AttributionBench: How Hard is Automatic Attribution Evaluation?
Yifei Li, Xiang Yue, Zeyi Liao, Huan Sun
TL;DR
AttributionBench introduces a unified binary-attribution benchmark for automatic attribution evaluation, aggregating seven datasets into balanced train/dev/test splits with in-distribution and out-of-distribution test sets. The study demonstrates that even with fine-tuning, state-of-the-art systems achieve only moderate macro-F1 scores around the 80% range, highlighting substantial challenges in faithfully attributing claims to cited evidence. A detailed error analysis attributes most failures to fine-grained information insensitivity and mismatches between model-accessible and human-annotator-accessible information.

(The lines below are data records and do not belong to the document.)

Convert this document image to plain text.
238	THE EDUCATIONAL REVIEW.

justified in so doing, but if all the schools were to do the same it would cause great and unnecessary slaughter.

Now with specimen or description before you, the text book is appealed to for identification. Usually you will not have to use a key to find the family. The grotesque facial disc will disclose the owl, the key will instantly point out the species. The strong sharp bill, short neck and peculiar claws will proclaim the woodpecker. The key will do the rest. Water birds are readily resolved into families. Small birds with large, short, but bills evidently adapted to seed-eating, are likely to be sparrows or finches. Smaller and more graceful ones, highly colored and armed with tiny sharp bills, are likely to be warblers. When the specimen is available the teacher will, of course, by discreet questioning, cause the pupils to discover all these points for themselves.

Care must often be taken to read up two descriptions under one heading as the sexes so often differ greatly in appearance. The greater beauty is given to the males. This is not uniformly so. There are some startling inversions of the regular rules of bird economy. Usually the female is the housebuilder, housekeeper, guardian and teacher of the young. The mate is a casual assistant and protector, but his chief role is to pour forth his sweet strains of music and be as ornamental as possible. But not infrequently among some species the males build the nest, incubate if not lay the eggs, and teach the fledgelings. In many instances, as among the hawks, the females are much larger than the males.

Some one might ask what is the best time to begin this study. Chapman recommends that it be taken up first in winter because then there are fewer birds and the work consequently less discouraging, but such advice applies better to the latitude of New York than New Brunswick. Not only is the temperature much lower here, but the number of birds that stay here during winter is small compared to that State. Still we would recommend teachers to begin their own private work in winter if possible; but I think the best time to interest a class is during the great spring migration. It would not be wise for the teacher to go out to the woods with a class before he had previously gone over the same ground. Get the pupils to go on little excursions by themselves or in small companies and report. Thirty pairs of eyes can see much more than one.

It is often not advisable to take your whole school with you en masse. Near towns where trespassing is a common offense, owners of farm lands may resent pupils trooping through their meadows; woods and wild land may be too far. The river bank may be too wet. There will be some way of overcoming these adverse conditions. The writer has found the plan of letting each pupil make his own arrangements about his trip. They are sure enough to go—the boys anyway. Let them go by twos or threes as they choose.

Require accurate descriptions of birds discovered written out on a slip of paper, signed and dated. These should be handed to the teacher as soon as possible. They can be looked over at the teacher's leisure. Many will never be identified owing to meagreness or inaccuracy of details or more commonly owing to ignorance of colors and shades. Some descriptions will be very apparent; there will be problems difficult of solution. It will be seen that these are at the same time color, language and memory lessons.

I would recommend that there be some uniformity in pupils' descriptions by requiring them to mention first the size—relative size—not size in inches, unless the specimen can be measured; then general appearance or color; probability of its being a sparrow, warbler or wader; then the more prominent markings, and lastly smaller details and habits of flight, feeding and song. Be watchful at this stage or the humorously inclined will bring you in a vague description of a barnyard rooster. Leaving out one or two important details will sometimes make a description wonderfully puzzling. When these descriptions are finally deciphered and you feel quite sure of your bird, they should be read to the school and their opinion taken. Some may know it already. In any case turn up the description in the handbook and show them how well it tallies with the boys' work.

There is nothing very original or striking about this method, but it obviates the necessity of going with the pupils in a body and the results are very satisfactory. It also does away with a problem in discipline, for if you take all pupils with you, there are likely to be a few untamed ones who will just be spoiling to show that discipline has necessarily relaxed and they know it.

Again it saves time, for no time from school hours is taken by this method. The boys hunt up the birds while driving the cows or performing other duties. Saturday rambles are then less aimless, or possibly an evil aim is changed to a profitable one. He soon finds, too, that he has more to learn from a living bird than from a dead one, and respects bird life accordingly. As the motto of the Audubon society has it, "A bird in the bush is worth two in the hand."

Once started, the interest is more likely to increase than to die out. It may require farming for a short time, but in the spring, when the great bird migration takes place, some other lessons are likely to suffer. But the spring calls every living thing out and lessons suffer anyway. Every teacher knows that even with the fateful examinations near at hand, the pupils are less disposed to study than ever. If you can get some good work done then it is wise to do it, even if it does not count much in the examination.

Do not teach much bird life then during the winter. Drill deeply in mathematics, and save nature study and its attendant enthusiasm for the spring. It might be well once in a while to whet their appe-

The results emphasize that while domain-adapted fine-tuning (notably on NLI data) and benchmarking help, simply using larger models is insufficient, and future work should focus on aligning evidence processing with human judgments and improving sensitivity to fine-grained details.
Abstract
Modern generative search engines enhance the reliability of large language model (LLM) responses by providing cited evidence. However, evaluating the answer's attribution, i.e., whether every claim within the generated responses is fully supported by its cited evidence, remains an open problem. This verification, traditionally dependent on costly human evaluation, underscores the urgent need for automatic attribution evaluation methods. To bridge the gap in the absence of standardized benchmarks for these methods, we present AttributionBench, a comprehensive benchmark compiled from various existing attribution datasets. Our extensive experiments on AttributionBench reveal the challenges of automatic attribution evaluation, even for state-of-the-art LLMs. Specifically, our findings show that even a fine-tuned GPT-3.5 only achieves around 80% macro-F1 under a binary classification formulation. A detailed analysis of more than 300 error cases indicates that a majority of failures stem from the model's inability to process nuanced information, and the discrepancy between the information the model has access to and that human annotators do.